The MB's plan to restrict alcohol consumption and bikini-wearing tourists comes at a very inopportune time. The Egyptian tourism industry, one of the country's main foreign currency earners, was hard hit by the Arab Spring. Earning about $13 billion annually prior to last January, the number of tourists visiting Egypt declined so much due to the political unrest since late January that tourism is expected to take in only $10 billion in revenue over the next year, starting last July. The industry has been losing $862 a month in addition to the $1.16 million it lost in the month following the uprising last January 28.
More than two million Egyptians make a living from the tourism industry. It accounts for 13 percent of all Egyptian jobs. Tourism is so important to the Egyptian economy that Islamic terrorists targeted tourists in the 1990s and killed dozens in an attempt to overthrow the Mubarak government. The worst attack occurred at a temple in Luxor in 1997, in which about 60 Western tourists were murdered by six terrorists.
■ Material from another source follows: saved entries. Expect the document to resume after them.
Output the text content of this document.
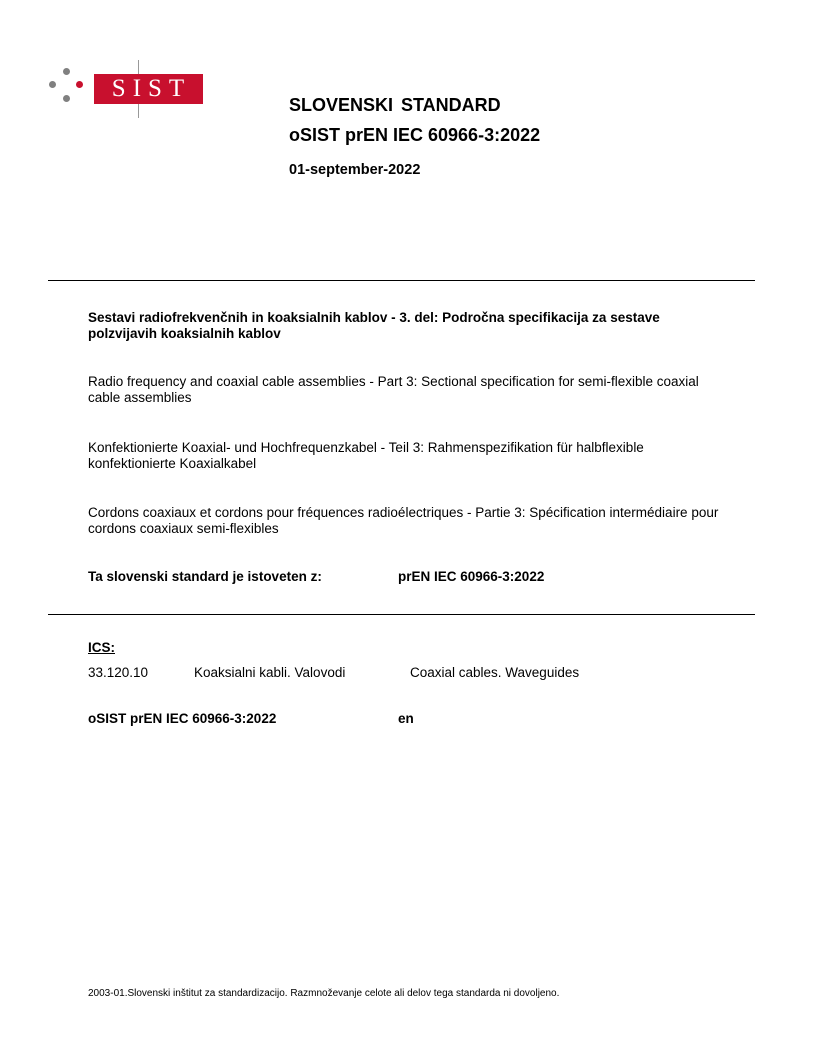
SIST
SLOVENSKI STANDARD
oSIST prEN IEC 60966-3:2022
01-september-2022
Sestavi radiofrekvenčnih in koaksialnih kablov - 3. del: Področna specifikacija za sestave polzvijavih koaksialnih kablov
Radio frequency and coaxial cable assemblies - Part 3: Sectional specification for semi-flexible coaxial cable assemblies
Konfektionierte Koaxial- und Hochfrequenzkabel - Teil 3: Rahmenspezifikation für halbflexible konfektionierte Koaxialkabel
Cordons coaxiaux et cordons pour fréquences radioélectriques - Partie 3: Spécification intermédiaire pour cordons coaxiaux semi-flexibles
Ta slovenski standard je istoveten z:	prEN IEC 60966-3:2022
ICS:
33.120.10	Koaksialni kabli. Valovodi	Coaxial cables. Waveguides
oSIST prEN IEC 60966-3:2022	en
2003-01.Slovenski inštitut za standardizacijo. Razmnoževanje celote ali delov tega standarda ni dovoljeno.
But this strategy backfired, as it deprived ordinary Egyptians dependent on the tourism trade of their livelihood when the tourists stopped coming. These people then turned against the radical Islamists.
As reported in a German newspaper, an Egyptian statistics office stated in July that tourist businesses were operating at only 30 percent of their normal level. At one popular tourist resort on the Red Sea, for example, all the hotels last week were closed except two. But encouragingly, the statistics office said reservations for fall and winter indicate a doubling of business for the industry. However, more violence and unrest after the November elections could see this fragile recovery disappear and new investments in the Egyptian tourism industry stalled.
Considering the importance of tourism to the Egyptian economy, there are those who believe the MB's attempt to "Islamise" the industry will fail. One resort hotel owner told the same German newspaper that MB members are "intelligent, capitalistic people" who cannot dispense with tourism if they want to obtain and hold power. Millions of people also would take to the streets again, like last January, if their source of livelihood was endangered.
But this assessment does not take the power of ideology into account, and the willingness of ideologues to ruin countries and economies to realise their dogmatic beliefs. Iran is a good example. Even better examples are communist states, both current and former, that starved millions of their own people to death to set up their secular utopias. Rational, pragmatic thinking, as expressed by the hotel owner, plays no role among true believers, such as exist among the MB.
And neither does any feeling of humanitarianism. Like in Iran and in communist countries, it will be the ordinary people in Egypt who will go hungry and not the unfeeling religious good-thinkers and their families. The fact the proposed restrictions on tourism will affect the foreign currency supply that is used to buy wheat on world markets to feed Egypt's poor is a strong indication of this lack of concern. The wheat price has doubled in the last year and Egypt, the largest wheat importer in the world, is already facing a large hunger problem without Islamist interference in one of its major foreign revenue generators.
One observer writes that "Islamists have never been enamoured of foreign tourism." So it is not surprising that this area is one of the first, in which the MB publicly showed its true Islamist colors after last January's revolution. Confrontation, even war, with Israel and the persecution and possible expulsion from Egypt of millions of Christians and moderate Muslims will also most likely follow. As for Egypt's struggling tourism industry, if the MB does attain political power in November, which appears most likely, it can at least help out by opening burqa-renting businesses on resort beaches.